До этого ужина я даже не знал о существовании руководителя канцелярии партии. Я опоздал на несколько минут, и это было негативно воспринято также присутствующим на ужине рейхсфюрером Гиммлером. Прежде, чем я успел извиниться, Гиммлер сделал несколько едких замечаний. Сегодня напрасны мои старания вспомнить хотя бы одно мало-мальски важное слово Бормана. Гиммлер был не очень разговорчив, короче говоря, атмосфера была ледяной. Иоахим Риббентроп, которого я увидел после полудня, оказался также не в настроении. Он принял меня очень официально и, сидя на чем-то вроде трона, угостил турецкими сигаретами со своей монограммой.

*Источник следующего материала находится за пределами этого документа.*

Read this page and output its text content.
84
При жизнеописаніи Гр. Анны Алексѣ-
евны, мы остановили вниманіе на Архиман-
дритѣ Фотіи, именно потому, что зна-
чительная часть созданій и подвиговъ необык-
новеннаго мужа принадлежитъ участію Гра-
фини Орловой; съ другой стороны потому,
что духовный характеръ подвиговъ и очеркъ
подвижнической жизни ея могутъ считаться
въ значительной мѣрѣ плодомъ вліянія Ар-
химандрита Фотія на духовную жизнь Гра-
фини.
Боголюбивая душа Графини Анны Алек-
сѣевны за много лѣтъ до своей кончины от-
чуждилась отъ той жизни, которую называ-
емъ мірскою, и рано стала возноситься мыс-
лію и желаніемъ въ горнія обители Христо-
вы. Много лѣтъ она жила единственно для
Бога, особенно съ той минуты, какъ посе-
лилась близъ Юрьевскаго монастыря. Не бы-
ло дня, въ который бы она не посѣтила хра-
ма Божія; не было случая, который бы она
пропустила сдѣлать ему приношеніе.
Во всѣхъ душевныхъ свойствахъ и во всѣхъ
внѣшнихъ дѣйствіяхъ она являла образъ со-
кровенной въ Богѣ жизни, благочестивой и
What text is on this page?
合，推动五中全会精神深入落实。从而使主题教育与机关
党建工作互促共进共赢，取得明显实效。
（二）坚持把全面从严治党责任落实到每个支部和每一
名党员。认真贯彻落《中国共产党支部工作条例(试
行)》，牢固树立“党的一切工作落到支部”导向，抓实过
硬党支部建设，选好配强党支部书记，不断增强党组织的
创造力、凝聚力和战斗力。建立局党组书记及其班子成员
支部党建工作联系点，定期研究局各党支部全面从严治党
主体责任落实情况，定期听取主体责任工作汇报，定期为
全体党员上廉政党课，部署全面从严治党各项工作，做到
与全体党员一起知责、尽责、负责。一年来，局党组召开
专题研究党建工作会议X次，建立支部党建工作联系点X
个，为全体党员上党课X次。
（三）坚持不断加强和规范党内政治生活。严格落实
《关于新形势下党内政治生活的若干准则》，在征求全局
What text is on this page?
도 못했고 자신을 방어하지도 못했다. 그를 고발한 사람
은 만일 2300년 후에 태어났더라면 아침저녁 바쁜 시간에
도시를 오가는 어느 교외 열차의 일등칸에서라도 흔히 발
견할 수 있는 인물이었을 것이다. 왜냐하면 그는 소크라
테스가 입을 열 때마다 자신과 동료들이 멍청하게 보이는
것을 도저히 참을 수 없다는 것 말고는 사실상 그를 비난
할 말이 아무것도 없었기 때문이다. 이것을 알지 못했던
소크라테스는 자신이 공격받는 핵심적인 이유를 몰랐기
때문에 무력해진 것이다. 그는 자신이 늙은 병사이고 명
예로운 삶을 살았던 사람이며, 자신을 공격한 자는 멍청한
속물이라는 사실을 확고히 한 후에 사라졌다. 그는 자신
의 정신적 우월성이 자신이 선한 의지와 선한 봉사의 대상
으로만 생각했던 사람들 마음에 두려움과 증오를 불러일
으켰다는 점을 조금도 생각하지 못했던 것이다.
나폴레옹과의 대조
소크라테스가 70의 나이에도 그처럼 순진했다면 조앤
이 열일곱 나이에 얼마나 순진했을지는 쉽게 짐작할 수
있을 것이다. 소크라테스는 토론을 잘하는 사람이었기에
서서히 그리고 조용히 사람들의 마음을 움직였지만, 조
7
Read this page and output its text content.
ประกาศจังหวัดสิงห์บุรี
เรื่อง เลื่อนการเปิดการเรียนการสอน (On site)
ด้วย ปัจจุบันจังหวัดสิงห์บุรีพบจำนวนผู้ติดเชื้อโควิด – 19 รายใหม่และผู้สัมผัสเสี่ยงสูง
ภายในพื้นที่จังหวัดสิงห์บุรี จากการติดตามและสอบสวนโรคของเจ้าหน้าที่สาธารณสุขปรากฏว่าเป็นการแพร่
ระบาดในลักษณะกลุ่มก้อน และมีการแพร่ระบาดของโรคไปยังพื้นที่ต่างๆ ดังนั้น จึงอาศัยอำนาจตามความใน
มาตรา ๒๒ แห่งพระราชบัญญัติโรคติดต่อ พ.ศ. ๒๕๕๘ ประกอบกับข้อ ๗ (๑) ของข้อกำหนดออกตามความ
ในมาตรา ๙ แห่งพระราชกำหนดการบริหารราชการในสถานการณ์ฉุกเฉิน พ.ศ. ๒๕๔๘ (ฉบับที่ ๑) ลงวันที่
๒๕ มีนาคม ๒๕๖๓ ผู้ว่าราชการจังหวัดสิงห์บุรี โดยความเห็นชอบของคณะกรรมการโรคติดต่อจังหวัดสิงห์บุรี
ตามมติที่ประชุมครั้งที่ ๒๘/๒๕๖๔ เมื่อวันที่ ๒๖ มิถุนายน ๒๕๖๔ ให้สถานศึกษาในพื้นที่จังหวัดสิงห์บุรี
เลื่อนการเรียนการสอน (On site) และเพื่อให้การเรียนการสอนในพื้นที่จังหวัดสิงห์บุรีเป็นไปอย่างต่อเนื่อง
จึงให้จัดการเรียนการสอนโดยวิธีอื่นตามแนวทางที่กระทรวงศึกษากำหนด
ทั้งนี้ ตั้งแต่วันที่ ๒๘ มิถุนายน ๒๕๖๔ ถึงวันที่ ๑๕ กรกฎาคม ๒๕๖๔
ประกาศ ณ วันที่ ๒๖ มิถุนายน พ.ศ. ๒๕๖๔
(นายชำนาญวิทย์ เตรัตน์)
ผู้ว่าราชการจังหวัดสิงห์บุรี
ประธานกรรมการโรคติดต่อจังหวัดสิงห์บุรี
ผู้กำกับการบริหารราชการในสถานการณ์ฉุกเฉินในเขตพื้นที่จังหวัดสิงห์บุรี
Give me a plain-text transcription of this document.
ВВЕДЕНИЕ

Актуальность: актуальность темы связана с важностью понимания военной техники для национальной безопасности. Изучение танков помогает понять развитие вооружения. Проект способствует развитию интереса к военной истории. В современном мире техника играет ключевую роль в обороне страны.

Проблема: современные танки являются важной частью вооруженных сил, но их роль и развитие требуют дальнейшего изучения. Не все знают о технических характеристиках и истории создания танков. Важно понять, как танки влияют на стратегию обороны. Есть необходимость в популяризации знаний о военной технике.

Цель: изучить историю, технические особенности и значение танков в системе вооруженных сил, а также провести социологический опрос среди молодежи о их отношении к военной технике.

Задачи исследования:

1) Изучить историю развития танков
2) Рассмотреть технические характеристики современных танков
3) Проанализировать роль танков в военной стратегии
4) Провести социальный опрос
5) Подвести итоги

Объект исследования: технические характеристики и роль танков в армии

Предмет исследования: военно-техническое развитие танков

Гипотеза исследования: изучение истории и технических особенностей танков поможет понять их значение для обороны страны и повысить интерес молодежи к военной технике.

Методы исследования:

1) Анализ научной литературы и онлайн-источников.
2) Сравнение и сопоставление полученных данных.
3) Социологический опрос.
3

Я заметил, что министр иностранных дел достаточно слабо информирован о событиях, происходивших в последние месяцы в Италии.
В «Волчьем логове» я распрощался с Муссолини, которому пообещал, что мы в скором времени встретимся в Италии. Однако по вине Риббентропа у меня не было возможности направиться в городок Гарнано, расположенный на западном берегу озера Гарда, до середины июня 1944 года.